What This Doesn't Replace
Human review of P0 tests is not optional. The OpenObserve team does it. The automation narrows the surface area — 700+ tests with 4-5 flaky ones is a much more tractable review problem than 380 tests with 30-35 — but final judgment on critical paths stays with engineers.
No specialized agent in the OpenObserve model handles fairness or discrimination testing. Demographic parity analysis, bias detection, and accessibility testing for assistive technology are not covered by any of the council's roles.

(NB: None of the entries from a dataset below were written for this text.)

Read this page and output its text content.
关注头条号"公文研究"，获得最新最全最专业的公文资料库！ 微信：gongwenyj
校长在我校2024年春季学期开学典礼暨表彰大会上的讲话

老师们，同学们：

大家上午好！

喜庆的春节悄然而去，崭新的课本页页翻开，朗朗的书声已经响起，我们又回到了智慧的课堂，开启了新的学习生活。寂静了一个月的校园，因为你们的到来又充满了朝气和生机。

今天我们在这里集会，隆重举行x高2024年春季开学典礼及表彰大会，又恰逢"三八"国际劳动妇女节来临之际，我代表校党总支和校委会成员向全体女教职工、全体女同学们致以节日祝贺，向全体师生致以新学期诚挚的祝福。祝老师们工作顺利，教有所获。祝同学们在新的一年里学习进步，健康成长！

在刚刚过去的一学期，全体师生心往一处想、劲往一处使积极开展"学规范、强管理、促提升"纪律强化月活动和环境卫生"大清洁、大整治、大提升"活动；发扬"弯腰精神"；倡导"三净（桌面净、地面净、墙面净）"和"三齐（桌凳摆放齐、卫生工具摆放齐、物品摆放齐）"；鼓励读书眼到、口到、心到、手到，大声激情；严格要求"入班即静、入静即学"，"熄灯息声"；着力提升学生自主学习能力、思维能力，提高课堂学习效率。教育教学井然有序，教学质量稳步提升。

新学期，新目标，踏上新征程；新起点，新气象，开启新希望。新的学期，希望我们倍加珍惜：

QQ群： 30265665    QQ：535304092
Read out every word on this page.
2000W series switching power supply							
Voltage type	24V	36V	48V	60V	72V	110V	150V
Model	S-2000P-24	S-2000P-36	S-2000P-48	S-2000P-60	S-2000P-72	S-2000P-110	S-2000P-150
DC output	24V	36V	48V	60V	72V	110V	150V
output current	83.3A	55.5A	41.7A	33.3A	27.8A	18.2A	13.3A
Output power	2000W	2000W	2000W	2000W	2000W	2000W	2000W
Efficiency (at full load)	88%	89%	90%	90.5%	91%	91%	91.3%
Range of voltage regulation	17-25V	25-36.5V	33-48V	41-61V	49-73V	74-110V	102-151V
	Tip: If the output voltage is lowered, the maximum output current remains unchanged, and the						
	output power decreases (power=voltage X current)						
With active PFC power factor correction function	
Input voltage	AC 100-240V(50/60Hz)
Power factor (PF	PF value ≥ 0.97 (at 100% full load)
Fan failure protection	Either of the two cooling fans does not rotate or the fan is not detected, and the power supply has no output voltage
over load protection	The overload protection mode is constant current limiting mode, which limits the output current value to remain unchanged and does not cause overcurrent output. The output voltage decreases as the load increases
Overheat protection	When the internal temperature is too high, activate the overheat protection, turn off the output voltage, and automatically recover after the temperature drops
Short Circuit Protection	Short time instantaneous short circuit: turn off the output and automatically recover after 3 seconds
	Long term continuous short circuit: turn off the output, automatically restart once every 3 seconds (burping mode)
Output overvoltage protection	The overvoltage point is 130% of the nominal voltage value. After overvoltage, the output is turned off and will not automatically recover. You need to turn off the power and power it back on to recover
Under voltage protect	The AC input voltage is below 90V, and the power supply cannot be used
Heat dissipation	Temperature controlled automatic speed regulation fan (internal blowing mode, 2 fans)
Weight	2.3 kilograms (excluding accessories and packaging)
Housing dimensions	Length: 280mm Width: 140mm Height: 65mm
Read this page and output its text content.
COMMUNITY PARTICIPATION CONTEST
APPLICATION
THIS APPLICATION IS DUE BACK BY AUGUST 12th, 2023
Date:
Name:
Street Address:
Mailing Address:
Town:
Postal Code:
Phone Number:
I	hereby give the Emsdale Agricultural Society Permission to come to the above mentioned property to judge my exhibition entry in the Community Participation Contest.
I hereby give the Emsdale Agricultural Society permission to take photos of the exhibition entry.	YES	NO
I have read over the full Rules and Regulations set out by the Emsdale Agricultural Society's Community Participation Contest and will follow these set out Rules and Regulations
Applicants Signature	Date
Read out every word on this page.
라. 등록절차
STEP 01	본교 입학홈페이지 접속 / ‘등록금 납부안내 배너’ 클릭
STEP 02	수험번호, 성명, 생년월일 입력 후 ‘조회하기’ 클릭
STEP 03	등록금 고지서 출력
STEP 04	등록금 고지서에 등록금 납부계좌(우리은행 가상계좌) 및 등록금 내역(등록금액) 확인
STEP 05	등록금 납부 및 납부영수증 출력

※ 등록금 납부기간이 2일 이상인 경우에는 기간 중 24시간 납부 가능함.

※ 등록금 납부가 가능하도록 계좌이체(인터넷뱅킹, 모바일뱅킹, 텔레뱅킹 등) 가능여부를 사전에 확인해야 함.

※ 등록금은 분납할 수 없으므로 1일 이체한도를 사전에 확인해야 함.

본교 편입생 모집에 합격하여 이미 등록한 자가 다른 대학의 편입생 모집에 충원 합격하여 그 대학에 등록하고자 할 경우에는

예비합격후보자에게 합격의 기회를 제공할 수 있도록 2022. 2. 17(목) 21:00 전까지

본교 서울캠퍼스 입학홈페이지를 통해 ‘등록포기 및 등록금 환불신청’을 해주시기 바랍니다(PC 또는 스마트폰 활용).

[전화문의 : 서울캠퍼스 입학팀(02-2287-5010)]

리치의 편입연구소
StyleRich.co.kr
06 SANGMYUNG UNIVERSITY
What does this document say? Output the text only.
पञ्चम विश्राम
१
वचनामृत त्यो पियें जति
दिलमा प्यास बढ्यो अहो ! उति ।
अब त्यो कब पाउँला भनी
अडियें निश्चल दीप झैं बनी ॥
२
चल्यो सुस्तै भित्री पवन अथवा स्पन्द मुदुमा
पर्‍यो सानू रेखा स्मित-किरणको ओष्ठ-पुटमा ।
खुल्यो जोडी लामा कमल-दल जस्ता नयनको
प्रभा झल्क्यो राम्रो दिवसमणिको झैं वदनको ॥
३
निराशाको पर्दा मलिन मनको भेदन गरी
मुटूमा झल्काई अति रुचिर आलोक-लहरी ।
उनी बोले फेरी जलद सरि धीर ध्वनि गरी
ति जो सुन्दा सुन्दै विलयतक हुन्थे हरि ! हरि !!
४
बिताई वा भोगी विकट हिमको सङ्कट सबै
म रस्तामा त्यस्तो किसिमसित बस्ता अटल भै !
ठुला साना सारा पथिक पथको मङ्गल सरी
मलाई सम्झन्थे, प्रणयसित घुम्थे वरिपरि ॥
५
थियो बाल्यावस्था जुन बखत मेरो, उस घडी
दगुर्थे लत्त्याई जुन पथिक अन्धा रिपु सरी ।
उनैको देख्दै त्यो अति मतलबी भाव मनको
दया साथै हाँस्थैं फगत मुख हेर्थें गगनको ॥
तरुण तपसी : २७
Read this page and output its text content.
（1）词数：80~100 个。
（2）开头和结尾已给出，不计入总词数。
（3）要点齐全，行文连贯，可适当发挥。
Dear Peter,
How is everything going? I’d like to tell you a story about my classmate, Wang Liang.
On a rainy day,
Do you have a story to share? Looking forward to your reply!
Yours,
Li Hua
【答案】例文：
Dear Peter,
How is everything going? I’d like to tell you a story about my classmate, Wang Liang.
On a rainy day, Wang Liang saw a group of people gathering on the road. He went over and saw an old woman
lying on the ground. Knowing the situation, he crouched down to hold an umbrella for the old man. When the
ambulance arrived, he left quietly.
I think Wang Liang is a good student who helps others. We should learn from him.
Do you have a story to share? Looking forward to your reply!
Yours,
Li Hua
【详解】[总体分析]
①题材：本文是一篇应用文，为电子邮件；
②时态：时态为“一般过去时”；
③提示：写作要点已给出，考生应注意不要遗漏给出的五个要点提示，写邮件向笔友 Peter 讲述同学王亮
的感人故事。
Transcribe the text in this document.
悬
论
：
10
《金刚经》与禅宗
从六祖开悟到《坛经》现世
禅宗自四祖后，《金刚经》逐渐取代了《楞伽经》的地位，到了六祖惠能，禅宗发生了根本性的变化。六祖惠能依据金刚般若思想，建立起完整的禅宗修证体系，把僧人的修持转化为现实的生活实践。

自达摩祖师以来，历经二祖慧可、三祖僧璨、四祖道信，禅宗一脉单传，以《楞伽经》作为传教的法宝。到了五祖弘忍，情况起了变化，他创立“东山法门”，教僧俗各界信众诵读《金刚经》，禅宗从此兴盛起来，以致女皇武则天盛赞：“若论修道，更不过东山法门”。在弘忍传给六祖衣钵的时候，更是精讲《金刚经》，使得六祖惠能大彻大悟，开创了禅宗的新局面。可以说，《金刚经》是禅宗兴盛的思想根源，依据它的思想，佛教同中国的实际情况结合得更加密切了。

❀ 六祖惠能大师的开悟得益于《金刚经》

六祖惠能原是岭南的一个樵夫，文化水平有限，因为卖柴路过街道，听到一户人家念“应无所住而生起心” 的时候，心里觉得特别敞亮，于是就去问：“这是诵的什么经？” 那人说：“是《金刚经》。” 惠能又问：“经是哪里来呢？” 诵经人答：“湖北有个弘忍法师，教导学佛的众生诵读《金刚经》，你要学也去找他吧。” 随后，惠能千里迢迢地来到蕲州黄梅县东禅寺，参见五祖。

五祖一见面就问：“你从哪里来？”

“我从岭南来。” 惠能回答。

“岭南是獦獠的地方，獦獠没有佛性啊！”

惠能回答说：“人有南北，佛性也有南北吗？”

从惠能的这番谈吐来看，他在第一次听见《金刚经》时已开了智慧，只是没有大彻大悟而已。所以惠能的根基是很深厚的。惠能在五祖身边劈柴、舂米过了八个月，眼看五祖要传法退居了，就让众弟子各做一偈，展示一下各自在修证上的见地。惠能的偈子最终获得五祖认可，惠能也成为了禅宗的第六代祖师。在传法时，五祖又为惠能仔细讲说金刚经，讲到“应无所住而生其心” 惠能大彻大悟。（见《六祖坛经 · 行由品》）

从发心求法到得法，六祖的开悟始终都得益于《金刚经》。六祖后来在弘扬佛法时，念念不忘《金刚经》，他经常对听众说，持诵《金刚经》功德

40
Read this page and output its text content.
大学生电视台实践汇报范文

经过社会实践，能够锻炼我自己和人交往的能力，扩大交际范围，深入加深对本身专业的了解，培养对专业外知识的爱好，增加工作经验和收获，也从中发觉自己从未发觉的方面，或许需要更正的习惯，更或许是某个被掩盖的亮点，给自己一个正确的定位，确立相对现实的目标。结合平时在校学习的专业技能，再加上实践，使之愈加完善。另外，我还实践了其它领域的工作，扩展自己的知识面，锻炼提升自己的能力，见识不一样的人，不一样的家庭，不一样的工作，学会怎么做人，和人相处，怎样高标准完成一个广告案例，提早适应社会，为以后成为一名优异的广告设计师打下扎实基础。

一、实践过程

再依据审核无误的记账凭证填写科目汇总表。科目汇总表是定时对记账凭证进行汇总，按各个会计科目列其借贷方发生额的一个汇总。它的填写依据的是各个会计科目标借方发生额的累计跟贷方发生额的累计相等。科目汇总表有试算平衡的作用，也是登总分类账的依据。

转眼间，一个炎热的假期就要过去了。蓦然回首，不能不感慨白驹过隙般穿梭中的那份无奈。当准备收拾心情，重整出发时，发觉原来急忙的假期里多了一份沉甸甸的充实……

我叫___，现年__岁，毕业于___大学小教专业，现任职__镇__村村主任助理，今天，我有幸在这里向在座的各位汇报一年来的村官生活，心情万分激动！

These require separate agents with domain-specific constraints, or human reviewers with the relevant expertise.
UAT with real users is not replaceable. An agent can verify that a checkout flow works as specified. It cannot verify that real users understand the flow, trust it, or complete it without confusion. Consumer-facing products need real user testing before launch regardless of automated coverage numbers.
The pipeline is autonomous, not unsupervised. The distinction matters. Autonomous means the council runs without constant human input. Unsupervised would mean shipping what it produces without review. OpenObserve does the first. Nobody should do the second.